I could go on and on about the Tyler Locketts of the world, but gunners who stop the other team’s “Lockett” get almost no credit outside their own fans.
There are no specific metrics for impact, but if there were I think Lockette would have met them in spades. He wrecked many returns all by his lonesome. I always enjoyed watching special teams just because of him. The trouble is, many of them get forgotten as time passes. It’s only natural and that’s why it’s the duty of the records keepers and historians to make sure those few get remembered.
Lockette’s career stats aren’t noteworthy as a receiver, just 22 receptions, 451 yards and four touchdowns in five seasons. (He was on the San Francisco 49ers in 2012 but did not accrue any stats.) This would tell you he just didn’t break through. This would be so wrong. I guess the more I look at it the more I wonder how there are three phases of the game but only two really get recognized. Don’t fall into that trap.
Look at the top five teams in special teams DVOA this season: Eagles, Chiefs, Rams, Lions, and Colts. They’re mostly considered “overachievers.” Kansas City could grab the one seed despite no passing offense. How does LA keep making us want to pull our hair out? Why is Detroit knocking on the door of the number two seed with few notable defensive players? How else could Indianapolis be in first place in the division with such a horrible defense and inefficient offense? The Rams, like the Lions and Vikings, are phenomenal at punt coverage. These things matter. Field position matters. Lockette was once the guy who mattered the most in those moments after years of making himself valuable in that third phase when it became clear he’d never be a consistent threat on offense.
On Sunday, as I watched Neiko Thorpe make a signature stop much in the same way the man who preceded him did, my bitterness grew for Lockette’s violent exit and how his legacy and the legacy of those who play that part of the game are often forgotten.
I’ll remember Ricardo’s contributions to Seattle. As I will the ones before him and those that come after him. Perhaps one day, as the game evolves and grows, others will too.
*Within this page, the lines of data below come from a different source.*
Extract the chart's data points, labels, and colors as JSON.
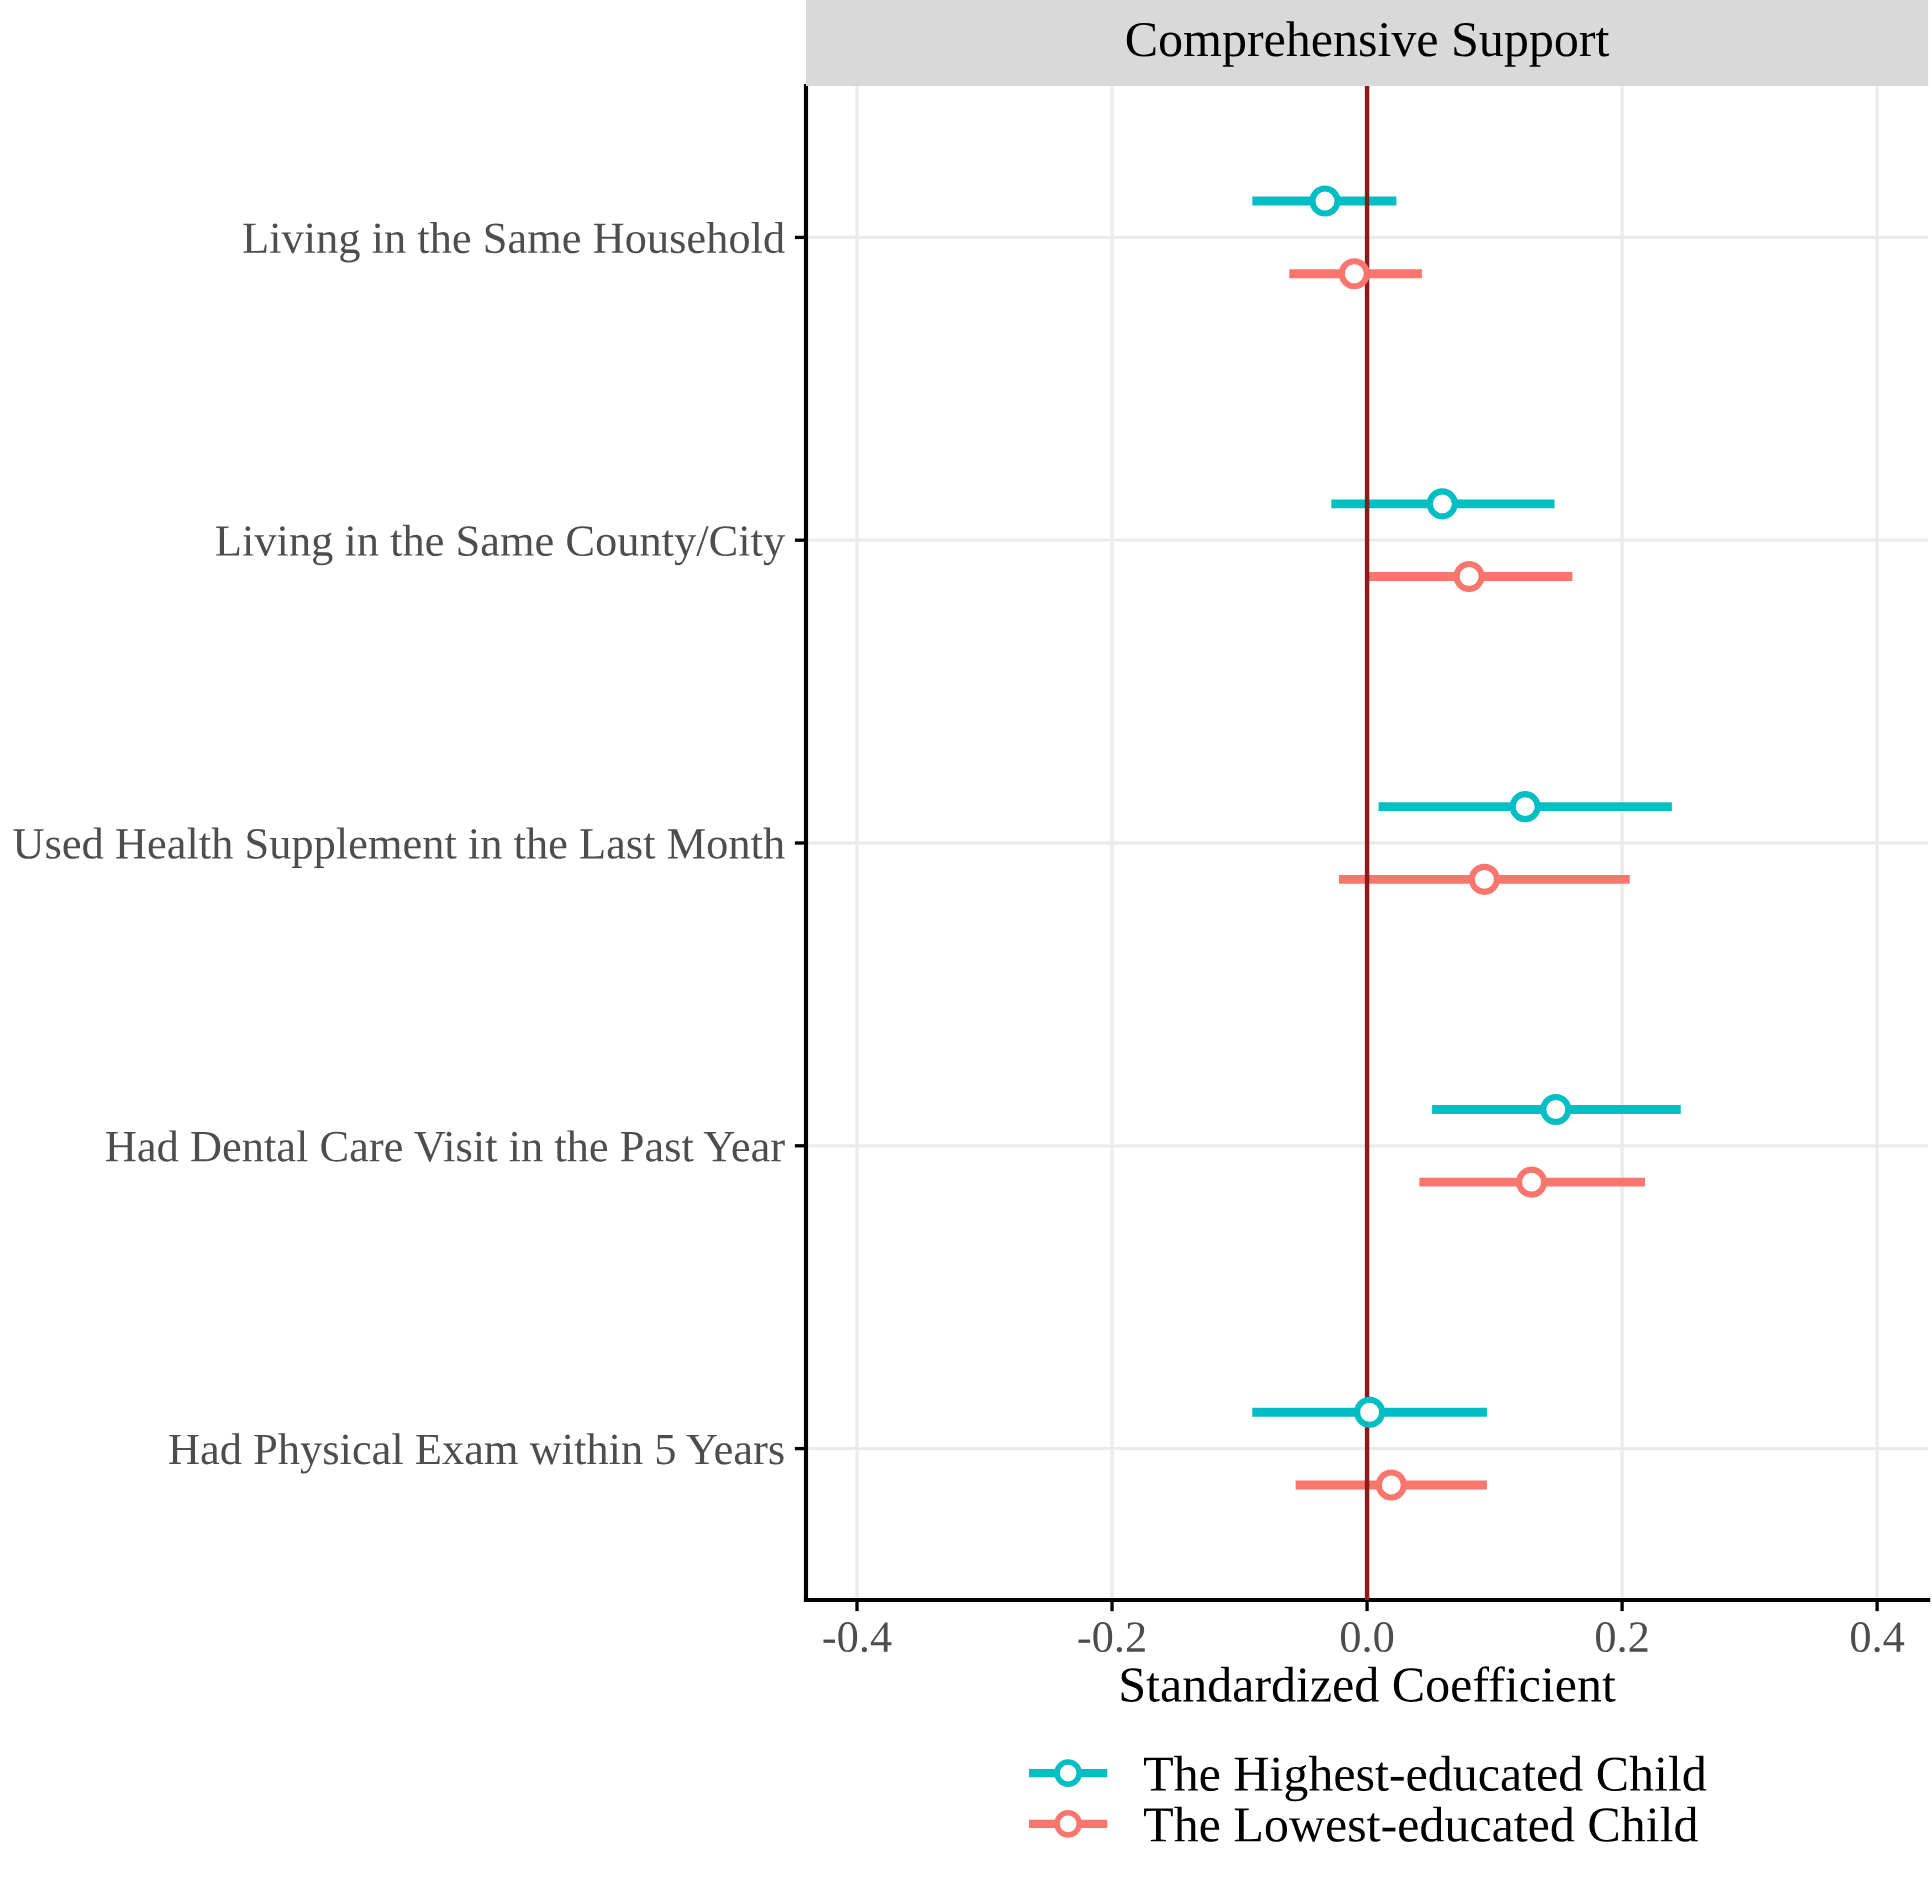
{
  "chart_data": {
    "type": "scatter",
    "orientation": "horizontal",
    "title": "Comprehensive Support",
    "xlabel": "Standardized Coefficient",
    "categories": [
      "Living in the Same Household",
      "Living in the Same County/City",
      "Used Health Supplement in the Last Month",
      "Had Dental Care Visit in the Past Year",
      "Had Physical Exam within 5 Years"
    ],
    "series": [
      {
        "name": "The Highest-educated Child",
        "color": "#00bfc4",
        "values": [
          -0.033,
          0.059,
          0.124,
          0.148,
          0.002
        ],
        "errors": [
          [
            -0.09,
            0.023
          ],
          [
            -0.028,
            0.147
          ],
          [
            0.009,
            0.239
          ],
          [
            0.051,
            0.246
          ],
          [
            -0.09,
            0.094
          ]
        ]
      },
      {
        "name": "The Lowest-educated Child",
        "color": "#f8766d",
        "values": [
          -0.01,
          0.08,
          0.092,
          0.129,
          0.019
        ],
        "errors": [
          [
            -0.061,
            0.043
          ],
          [
            0.0,
            0.161
          ],
          [
            -0.022,
            0.206
          ],
          [
            0.041,
            0.218
          ],
          [
            -0.056,
            0.094
          ]
        ]
      }
    ],
    "xlim": [
      -0.44,
      0.44
    ],
    "xticks": [
      {
        "value": -0.4,
        "label": "-0.4"
      },
      {
        "value": -0.2,
        "label": "-0.2"
      },
      {
        "value": 0,
        "label": "0.0"
      },
      {
        "value": 0.2,
        "label": "0.2"
      },
      {
        "value": 0.4,
        "label": "0.4"
      }
    ],
    "ref_lines": [
      {
        "axis": "x",
        "value": 0,
        "color": "#8b1a1a"
      }
    ],
    "grid": true,
    "legend": "bottom",
    "marker": "circle"
  }
}
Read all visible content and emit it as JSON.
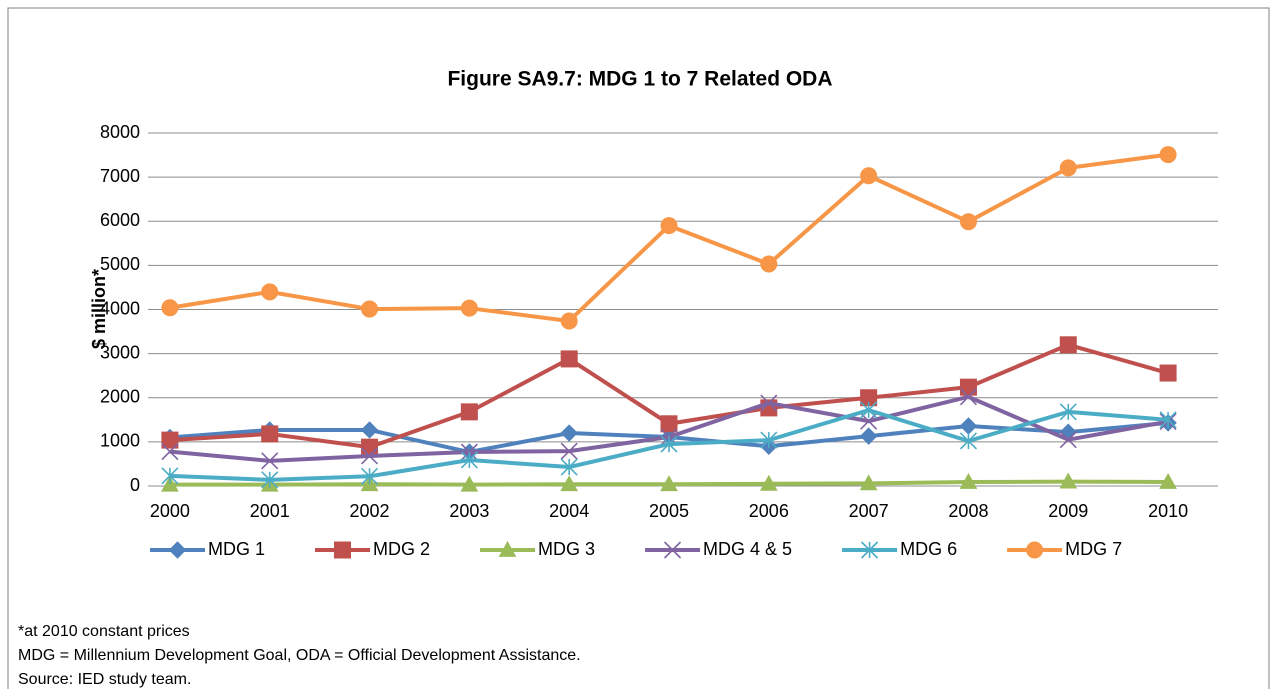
{
  "chart_data": {
    "type": "line",
    "title": "Figure SA9.7: MDG 1 to 7 Related ODA",
    "ylabel": "$ million*",
    "categories": [
      "2000",
      "2001",
      "2002",
      "2003",
      "2004",
      "2005",
      "2006",
      "2007",
      "2008",
      "2009",
      "2010"
    ],
    "series": [
      {
        "name": "MDG 1",
        "color": "#4f81bd",
        "marker": "diamond",
        "values": [
          1100,
          1270,
          1270,
          770,
          1200,
          1110,
          900,
          1130,
          1360,
          1220,
          1430
        ]
      },
      {
        "name": "MDG 2",
        "color": "#c0504d",
        "marker": "square",
        "values": [
          1040,
          1180,
          880,
          1680,
          2880,
          1410,
          1770,
          2000,
          2240,
          3200,
          2560
        ]
      },
      {
        "name": "MDG 3",
        "color": "#9bbb59",
        "marker": "triangle",
        "values": [
          30,
          30,
          40,
          30,
          40,
          40,
          50,
          60,
          90,
          100,
          90
        ]
      },
      {
        "name": "MDG 4 & 5",
        "color": "#8064a2",
        "marker": "x",
        "values": [
          780,
          570,
          680,
          770,
          790,
          1110,
          1880,
          1470,
          2020,
          1050,
          1460
        ]
      },
      {
        "name": "MDG 6",
        "color": "#4bacc6",
        "marker": "star",
        "values": [
          230,
          140,
          220,
          590,
          430,
          950,
          1040,
          1720,
          1020,
          1680,
          1500
        ]
      },
      {
        "name": "MDG 7",
        "color": "#f79646",
        "marker": "circle",
        "values": [
          4040,
          4400,
          4010,
          4030,
          3740,
          5900,
          5030,
          7030,
          5990,
          7210,
          7510
        ]
      }
    ],
    "ylim": [
      0,
      8000
    ],
    "yticks": [
      0,
      1000,
      2000,
      3000,
      4000,
      5000,
      6000,
      7000,
      8000
    ],
    "grid": true,
    "legend": "bottom"
  },
  "notes": [
    "*at 2010 constant prices",
    "MDG = Millennium Development Goal, ODA = Official Development Assistance.",
    "Source: IED study team."
  ]
}
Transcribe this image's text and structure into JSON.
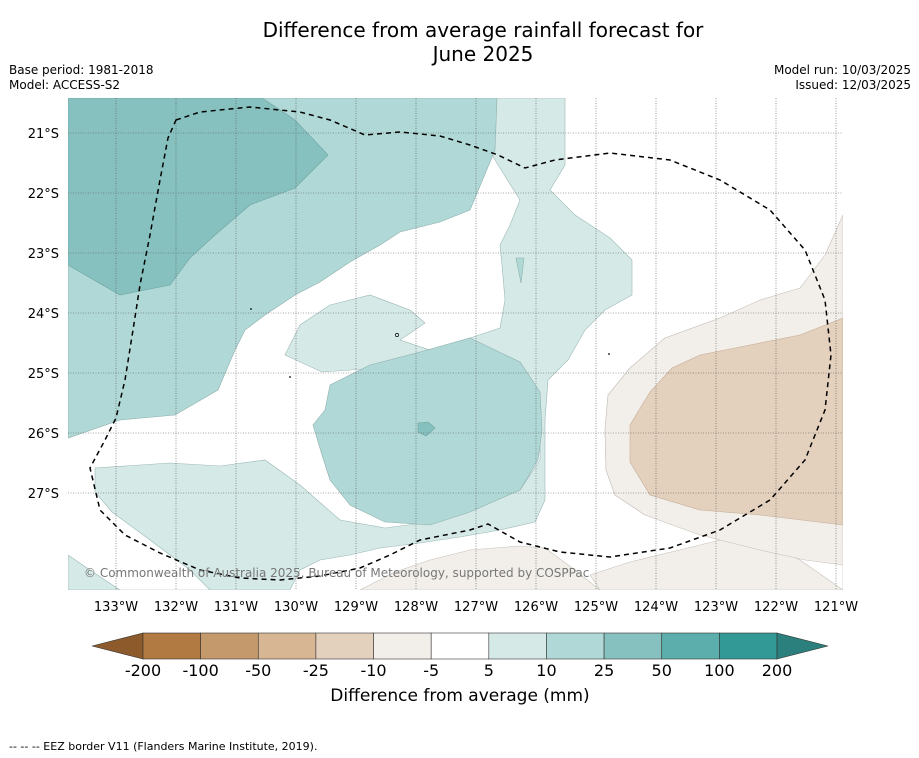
{
  "title_line1": "Difference from average rainfall forecast for",
  "title_line2": "June 2025",
  "base_period": "Base period: 1981-2018",
  "model": "Model: ACCESS-S2",
  "model_run": "Model run: 10/03/2025",
  "issued": "Issued: 12/03/2025",
  "copyright": "© Commonwealth of Australia 2025, Bureau of Meteorology, supported by COSPPac",
  "lat_labels": [
    "21°S",
    "22°S",
    "23°S",
    "24°S",
    "25°S",
    "26°S",
    "27°S"
  ],
  "lon_labels": [
    "133°W",
    "132°W",
    "131°W",
    "130°W",
    "129°W",
    "128°W",
    "127°W",
    "126°W",
    "125°W",
    "124°W",
    "123°W",
    "122°W",
    "121°W"
  ],
  "colorbar": {
    "title": "Difference from average (mm)",
    "ticks": [
      "-200",
      "-100",
      "-50",
      "-25",
      "-10",
      "-5",
      "5",
      "10",
      "25",
      "50",
      "100",
      "200"
    ],
    "colors": [
      "#8c5a2b",
      "#b07a42",
      "#c49a6c",
      "#d7b693",
      "#e3d0bd",
      "#f2efea",
      "#ffffff",
      "#d5e9e7",
      "#afd8d6",
      "#86c1bf",
      "#5caeac",
      "#339997",
      "#2b7f7c"
    ]
  },
  "footnote": "--  --  -- EEZ border V11 (Flanders Marine Institute, 2019)."
}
For the Seahawks, whether it’s Thorpe, Cassius Marsh, Mike Morgan, or someone else, let’s recognize the contributions not just being made when Seattle has the ball or doesn’t or is getting it back, but when they’re relinquishing possession to the other team on a kickoff or punt and hoping for the best. Lockette and those who came before him and after are the harbingers of that hope.
Let’s give them thanks.
Thanks, Ricardo. It was great seeing you.